Where Are the Mature Women Writers?

Lisa Spence has written an excellent article, observing the lack of Christian women speakers and bloggers over 40, particularly at the large women’s conference that she was attending. This is a question I have been asking myself. I will be turning 40 in a couple of weeks, and I am disappointed that there are so few older women contributing in this way. 
 
Lisa expresses her gratitude that there are many younger women passionately writing and given a platform to do so, but laments the lack of more experienced, mature voices to speak to the issues that we are confronted with after the toddler rearing years. She suggests one reason why we don’t hear as much from women over 40:
 
I have one friend who recently had her mother to move in with her and her husband and daughter. She purchased a hospital bed as well as renovated a bathroom in order to be able to care for her mom. I have another friend enduring the heartache of a rebellious son, another who hasn’t spoken to her daughter in months. One friend suffers ongoing health problems, nothing life threatening, but the kind of difficulty that is both annoying and debilitating in its own way. Another friend is looking for a job for the first time in many years in order to help with college expenses for her child. Just last week I met a woman whose family has sold everything they own to pay for their son’s drug rehabilitation program.
 
I offer their examples to say this: a lot of us aren’t writing not because we don’t have anything to say but because we can’t say what we have to say. Not on a public forum. It’s one thing for a mommy blogger to write a post about a two year old’s tantrum at the grocery store; it’s another thing entirely when it’s the rebellion of your twenty something year old, not to mention the heartache and confusion therein.
 
Lisa makes a good point here. There is an issue of privacy that prevents us from writing about these personal matters. But I do hope that the women experienced in these areas are involved in helping disciple the younger women in their local churches, where these matters can be discussed more openly. And I do see that happening.
 
There are plenty of important issues that I have also refrained from writing about for this reason, but there’s more to it than this.

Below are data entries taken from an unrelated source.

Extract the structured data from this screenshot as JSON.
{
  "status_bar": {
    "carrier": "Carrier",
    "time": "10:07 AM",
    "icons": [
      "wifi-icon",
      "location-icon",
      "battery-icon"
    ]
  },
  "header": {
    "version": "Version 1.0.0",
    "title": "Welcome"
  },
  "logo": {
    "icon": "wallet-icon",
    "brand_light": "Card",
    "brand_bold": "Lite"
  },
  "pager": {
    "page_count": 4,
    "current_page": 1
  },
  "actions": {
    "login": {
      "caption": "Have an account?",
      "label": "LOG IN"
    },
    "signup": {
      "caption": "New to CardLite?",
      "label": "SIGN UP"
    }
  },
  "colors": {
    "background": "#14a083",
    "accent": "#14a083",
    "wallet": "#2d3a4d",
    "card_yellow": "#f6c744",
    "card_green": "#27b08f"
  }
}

The younger women have offered some great resources to help Christians who are beginning to learn more about the Christian life of faith and obedience. But I long for more women to write with some weightier teaching. Because older women have lived through experiences such as Lisa shares, they have hopefully dug deeper in the Word and have substantial and rich teaching they could now contribute.
 
And this is where I want to say what Lisa didn’t. Along with a handful of other experienced, faithful, and engaging women, Lisa writes for a blog called Out of the Ordinary, which I regularly go to for a more mature, feminine contribution to the Christian blogosphere. They tackle some of the "middle years" issues of the Christian life in an engaging and appropriate way. And they also offer great biblical insight and teaching. These women have been at it for a while now. But they barely get a platform. I’m thankful to see Tim Challies sharing some of their posts in his A La Cartes and The Aquila Report doing the same. But that’s about it.
 
Many of the big conference platforms and marketed book deals are invested in the younger women. I’m glad to see that young women have more resources to choose from these days, but what if we want to read about more than being a mother or the beginning foundations of the faith? Where are the more academic or doctrinal contributions from women? Where are the women being included in theological conversations with men that are not on mere token women’s issues? There are some, but the ratio is way out of whack. 
 
Has the Reformed church invested so little into their women that there are only a few that can contribute on a deeper theological level? I don’t think that is the case. But have we adequately shown that we need and value their insight and teaching? And is what they share something the men can also benefit from? 
 
The few women over 40 who do have a decent platform in the reformed community could probably use some company. And I know that the church would benefit greatly if we could increase that number.